Existem sons que conseguem despertar efeitos nas pessoas.
O som do sibilar de uma serpente dizem alguns, é suficiente para fazer muitas pessoas saltarem quase que instintivamente. É uma espécie de memória instintiva que nos leva a reagir imediatamente diante de um perigo iminente. Dizem que soldados sujeitos ao fogo de artilharia, desenvolvem uma sensibilidade a ruídos altos e são capazes de detectar segundos antes, quando um som alto será produzido. Durante os bombardeios nazistas na Inglaterra na Segunda Guerra, muitas pessoas acreditavam ter desenvolvido um tipo de sentido que lhes permitia saber onde as bombas iriam cair. Esse sentido se baseava no ruído estridente dos aviões bombardeiros e das bombas em queda. Com incrível precisão as pessoas em solo eram capazes de determinar se havia uma ameaça ou não.
Nosso sentido da audição, embora não tão desenvolvido quanto o de muitos animais na natureza, é capaz de detectar aquilo que captamos e interpretar o que os ruídos significam. Em milésimos de segundo, o som captado é processado em nosso cérebro, fazendo com que a resposta seja dada a tempo de identificar uma ameaça e reagir a tempo.
Esse mecanismo de interpretação de sons foi essencial para nos proteger no início de nossa evolução como espécie. Se não fosse por esses sentidos apurados, nossos ancestrais não conseguiriam sobreviver a predadores, armadilhas da natureza e outros perigos.
Isso nos leva ao tema desse artigo, um som tão aterrorizante que é capaz de levar aqueles que o escutam a inconscientemente fugir.

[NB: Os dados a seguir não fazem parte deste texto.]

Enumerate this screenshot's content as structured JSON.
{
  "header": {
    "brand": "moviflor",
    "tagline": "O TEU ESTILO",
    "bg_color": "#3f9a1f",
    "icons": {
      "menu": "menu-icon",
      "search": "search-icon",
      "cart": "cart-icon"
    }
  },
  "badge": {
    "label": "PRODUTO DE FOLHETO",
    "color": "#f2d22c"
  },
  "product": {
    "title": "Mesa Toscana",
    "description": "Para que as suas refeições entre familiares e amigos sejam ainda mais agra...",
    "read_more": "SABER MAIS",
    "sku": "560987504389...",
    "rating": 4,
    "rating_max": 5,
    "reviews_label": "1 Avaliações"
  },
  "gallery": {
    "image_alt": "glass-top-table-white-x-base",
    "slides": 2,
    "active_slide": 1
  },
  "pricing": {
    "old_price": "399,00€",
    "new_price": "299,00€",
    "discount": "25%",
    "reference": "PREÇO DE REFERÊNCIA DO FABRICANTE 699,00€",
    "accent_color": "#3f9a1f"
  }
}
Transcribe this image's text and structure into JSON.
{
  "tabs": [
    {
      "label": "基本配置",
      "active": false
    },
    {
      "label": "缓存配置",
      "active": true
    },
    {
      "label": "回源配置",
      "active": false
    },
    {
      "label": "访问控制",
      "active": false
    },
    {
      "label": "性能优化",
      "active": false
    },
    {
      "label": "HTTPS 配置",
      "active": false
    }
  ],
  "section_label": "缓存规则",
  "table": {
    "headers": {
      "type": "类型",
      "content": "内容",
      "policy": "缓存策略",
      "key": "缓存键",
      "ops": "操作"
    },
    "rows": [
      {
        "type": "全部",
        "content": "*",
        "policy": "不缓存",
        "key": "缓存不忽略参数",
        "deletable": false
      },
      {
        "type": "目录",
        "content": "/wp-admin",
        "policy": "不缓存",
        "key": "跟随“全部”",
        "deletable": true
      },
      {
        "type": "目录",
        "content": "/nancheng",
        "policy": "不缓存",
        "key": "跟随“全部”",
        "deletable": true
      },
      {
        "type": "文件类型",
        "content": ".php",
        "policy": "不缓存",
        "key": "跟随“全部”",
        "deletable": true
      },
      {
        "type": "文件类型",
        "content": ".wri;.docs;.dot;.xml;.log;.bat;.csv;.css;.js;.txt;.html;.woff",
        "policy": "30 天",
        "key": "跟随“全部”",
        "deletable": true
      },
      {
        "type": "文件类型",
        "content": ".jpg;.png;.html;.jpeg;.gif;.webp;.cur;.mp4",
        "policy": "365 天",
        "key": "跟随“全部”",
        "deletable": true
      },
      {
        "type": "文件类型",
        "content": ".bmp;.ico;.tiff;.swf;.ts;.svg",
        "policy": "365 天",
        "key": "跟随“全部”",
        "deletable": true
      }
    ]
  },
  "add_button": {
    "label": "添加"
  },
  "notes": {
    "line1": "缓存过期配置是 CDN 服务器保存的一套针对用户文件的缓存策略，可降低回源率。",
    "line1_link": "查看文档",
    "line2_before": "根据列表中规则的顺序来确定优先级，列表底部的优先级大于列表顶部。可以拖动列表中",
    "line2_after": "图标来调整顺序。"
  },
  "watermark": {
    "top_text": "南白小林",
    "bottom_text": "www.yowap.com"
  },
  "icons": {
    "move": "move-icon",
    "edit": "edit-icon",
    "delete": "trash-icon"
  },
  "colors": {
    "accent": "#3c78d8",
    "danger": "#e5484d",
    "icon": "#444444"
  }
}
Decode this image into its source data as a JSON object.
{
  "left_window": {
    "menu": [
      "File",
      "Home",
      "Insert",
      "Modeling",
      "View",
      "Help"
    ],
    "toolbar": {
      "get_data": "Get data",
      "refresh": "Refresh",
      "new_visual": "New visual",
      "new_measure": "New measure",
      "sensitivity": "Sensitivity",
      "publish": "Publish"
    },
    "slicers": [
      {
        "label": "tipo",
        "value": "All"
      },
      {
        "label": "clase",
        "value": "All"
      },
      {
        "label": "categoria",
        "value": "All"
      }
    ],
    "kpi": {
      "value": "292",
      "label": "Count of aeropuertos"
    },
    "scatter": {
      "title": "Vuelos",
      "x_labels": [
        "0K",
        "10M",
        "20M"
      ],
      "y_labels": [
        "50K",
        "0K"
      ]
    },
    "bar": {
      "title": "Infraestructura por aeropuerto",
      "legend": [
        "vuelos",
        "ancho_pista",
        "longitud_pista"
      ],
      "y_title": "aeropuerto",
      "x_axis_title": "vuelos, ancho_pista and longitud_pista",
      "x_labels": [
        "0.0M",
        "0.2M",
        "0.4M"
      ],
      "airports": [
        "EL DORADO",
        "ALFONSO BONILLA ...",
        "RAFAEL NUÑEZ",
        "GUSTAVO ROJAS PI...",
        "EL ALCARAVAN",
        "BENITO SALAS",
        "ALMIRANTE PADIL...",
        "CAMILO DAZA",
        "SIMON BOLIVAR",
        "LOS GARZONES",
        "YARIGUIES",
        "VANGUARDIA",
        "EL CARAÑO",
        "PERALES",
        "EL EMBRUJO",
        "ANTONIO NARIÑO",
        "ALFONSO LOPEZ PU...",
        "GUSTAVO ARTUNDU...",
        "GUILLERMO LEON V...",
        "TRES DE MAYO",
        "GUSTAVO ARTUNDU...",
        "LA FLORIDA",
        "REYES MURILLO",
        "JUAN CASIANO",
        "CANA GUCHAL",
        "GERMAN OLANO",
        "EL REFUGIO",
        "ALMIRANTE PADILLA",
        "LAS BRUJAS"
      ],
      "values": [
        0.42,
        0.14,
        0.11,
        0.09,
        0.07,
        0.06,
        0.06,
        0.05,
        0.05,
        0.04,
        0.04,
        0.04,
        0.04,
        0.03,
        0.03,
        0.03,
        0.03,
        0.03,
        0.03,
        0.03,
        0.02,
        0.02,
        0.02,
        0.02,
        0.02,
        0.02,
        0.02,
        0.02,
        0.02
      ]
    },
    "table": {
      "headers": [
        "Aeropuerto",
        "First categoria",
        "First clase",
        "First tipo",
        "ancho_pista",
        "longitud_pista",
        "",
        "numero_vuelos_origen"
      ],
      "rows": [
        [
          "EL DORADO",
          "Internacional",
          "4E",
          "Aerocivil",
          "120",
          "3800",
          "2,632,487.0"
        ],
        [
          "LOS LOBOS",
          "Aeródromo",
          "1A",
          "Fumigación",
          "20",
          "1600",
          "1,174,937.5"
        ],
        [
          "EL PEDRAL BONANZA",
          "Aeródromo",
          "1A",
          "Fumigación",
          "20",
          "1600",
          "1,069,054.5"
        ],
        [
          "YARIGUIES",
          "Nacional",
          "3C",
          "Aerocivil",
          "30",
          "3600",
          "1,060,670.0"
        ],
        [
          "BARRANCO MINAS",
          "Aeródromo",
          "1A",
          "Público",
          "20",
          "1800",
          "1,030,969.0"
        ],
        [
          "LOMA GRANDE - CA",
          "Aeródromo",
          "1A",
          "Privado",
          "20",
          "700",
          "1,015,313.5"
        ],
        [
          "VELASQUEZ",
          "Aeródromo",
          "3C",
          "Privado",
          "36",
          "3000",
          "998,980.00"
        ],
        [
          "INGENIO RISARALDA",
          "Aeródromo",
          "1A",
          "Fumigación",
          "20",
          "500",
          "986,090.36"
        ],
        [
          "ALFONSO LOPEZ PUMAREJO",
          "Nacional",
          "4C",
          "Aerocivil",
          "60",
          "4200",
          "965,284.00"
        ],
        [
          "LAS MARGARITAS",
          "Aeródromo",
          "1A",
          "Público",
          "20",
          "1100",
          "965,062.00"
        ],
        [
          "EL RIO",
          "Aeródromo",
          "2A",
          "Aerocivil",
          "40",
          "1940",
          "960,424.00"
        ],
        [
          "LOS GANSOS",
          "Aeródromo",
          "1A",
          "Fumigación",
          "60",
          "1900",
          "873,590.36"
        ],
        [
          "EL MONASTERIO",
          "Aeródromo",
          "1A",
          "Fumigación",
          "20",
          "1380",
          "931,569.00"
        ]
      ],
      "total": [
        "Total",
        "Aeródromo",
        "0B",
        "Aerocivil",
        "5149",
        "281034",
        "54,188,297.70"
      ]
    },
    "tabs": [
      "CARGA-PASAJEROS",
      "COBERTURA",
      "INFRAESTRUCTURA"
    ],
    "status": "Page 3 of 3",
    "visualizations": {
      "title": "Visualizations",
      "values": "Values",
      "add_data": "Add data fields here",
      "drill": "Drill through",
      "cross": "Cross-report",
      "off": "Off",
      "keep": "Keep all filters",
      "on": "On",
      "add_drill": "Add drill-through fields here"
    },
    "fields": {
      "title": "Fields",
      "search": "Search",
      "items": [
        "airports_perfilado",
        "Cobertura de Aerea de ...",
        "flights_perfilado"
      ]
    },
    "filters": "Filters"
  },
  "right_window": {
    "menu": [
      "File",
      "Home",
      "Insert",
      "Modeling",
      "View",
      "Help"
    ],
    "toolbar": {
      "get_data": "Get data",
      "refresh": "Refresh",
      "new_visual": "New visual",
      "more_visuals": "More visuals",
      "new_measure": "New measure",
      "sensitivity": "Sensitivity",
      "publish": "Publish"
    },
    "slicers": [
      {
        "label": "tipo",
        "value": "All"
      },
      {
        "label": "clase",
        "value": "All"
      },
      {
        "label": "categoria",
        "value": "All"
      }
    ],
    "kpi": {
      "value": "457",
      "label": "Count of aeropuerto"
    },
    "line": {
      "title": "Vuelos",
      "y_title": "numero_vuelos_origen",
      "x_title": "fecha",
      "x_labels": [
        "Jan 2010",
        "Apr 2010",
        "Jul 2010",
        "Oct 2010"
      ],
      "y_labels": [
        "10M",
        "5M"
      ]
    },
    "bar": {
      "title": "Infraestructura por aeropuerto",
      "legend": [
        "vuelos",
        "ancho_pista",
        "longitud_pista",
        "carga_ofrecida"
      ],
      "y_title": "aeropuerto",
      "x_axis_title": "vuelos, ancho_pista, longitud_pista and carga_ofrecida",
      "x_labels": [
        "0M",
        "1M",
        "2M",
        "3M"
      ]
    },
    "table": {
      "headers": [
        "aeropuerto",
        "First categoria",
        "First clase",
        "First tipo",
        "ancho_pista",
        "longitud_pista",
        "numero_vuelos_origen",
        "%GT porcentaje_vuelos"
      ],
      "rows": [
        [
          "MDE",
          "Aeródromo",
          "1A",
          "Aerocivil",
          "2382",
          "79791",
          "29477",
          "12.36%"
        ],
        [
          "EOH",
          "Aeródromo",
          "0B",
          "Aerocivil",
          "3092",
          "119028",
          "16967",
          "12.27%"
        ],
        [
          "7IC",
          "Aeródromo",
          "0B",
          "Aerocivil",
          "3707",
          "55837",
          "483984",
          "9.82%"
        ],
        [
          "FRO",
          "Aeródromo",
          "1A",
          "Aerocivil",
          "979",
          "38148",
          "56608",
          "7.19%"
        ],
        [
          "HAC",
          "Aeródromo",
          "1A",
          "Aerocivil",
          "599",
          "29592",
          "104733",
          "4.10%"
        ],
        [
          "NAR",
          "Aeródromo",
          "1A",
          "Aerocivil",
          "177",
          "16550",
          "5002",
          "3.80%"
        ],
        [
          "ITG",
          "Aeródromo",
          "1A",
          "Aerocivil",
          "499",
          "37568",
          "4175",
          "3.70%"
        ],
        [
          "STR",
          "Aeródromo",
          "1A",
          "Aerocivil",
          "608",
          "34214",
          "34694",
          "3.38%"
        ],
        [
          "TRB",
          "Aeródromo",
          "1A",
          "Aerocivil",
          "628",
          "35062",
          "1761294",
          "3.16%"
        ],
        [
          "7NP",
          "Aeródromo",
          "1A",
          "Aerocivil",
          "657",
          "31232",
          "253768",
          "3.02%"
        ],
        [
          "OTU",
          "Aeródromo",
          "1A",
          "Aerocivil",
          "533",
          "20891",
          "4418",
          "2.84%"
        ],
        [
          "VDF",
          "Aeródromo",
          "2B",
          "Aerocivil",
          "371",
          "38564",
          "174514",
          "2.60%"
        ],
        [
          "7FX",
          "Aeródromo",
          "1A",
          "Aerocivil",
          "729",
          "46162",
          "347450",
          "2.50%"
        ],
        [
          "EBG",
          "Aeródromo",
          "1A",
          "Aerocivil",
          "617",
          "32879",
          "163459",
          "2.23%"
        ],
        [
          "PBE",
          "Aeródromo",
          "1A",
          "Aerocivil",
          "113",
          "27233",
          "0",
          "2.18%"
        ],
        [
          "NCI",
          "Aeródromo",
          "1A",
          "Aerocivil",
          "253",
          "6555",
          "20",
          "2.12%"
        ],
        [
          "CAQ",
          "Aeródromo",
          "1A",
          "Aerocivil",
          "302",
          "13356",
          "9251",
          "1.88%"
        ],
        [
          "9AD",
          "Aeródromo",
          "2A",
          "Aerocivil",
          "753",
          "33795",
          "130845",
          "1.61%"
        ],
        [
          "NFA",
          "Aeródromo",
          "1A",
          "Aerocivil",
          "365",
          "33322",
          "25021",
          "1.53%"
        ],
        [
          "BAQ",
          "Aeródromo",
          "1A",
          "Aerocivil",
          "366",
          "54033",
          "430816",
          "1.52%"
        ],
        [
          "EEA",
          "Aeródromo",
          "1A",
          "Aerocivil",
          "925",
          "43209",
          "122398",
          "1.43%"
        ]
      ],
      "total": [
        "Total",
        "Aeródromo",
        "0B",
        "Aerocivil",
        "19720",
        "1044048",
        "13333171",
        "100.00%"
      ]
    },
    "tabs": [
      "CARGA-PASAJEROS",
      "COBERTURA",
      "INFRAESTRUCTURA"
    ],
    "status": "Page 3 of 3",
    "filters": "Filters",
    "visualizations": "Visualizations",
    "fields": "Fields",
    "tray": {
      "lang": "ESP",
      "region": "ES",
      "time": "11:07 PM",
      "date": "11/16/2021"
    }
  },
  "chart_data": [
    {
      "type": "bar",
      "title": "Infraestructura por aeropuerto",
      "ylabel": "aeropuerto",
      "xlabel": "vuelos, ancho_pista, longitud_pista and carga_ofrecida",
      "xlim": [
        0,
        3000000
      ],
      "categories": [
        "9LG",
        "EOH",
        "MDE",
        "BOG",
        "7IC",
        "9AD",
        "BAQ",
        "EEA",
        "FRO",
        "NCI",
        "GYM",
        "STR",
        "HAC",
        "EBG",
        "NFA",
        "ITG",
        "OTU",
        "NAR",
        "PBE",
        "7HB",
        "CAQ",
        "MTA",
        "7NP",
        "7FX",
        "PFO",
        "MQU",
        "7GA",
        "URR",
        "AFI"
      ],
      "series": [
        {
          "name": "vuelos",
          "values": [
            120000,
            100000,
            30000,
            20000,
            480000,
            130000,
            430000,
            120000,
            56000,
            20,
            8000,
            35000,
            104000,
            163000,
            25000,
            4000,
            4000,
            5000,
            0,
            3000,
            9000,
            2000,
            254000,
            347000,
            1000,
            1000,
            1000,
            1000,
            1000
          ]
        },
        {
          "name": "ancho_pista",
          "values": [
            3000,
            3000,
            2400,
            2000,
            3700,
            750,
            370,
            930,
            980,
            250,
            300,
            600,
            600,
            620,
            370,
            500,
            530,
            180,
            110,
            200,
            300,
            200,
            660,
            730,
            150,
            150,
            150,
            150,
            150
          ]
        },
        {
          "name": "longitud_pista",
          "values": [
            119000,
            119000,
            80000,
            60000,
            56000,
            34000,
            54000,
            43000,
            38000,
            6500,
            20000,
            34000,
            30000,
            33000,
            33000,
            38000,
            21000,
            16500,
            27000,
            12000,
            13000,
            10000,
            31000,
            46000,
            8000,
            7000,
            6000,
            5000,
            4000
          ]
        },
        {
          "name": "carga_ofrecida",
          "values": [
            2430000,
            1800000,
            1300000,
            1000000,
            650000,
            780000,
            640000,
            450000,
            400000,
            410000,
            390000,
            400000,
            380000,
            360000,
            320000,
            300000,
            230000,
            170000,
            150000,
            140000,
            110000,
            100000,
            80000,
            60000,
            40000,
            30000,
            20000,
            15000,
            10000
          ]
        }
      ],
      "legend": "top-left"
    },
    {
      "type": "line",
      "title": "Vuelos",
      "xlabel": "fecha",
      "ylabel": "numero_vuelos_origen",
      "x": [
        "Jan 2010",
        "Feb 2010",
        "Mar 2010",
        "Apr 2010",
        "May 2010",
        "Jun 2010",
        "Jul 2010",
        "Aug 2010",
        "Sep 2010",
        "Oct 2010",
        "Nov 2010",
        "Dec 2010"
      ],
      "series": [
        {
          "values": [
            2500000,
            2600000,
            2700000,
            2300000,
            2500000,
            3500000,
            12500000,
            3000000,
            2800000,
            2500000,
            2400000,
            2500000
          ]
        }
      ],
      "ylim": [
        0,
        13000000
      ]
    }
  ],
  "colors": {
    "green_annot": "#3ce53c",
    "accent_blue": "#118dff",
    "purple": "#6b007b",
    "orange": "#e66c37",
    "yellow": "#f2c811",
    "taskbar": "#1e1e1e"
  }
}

Imagine a cena que se passa no México antes da chegada dos Conquistadores Espanhóis. Você é um guerreiro obrigado a pegar em armas para defender sua cidade ou vilarejo que está sendo ameaçado por guerreiros de um Império muito mais poderoso e beligerante. Sabemos hoje em dia que os Astecas costumavam atacar seus vizinhos em busca de riqueza, escravos e alimentos. Seus ataques eram rápidos e letais, os alvos eram dizimados, as mulheres e crianças capturadas e levadas para sacrifício, as colheitas recolhidas... A única maneira de não se sujeitar a eles era lutar.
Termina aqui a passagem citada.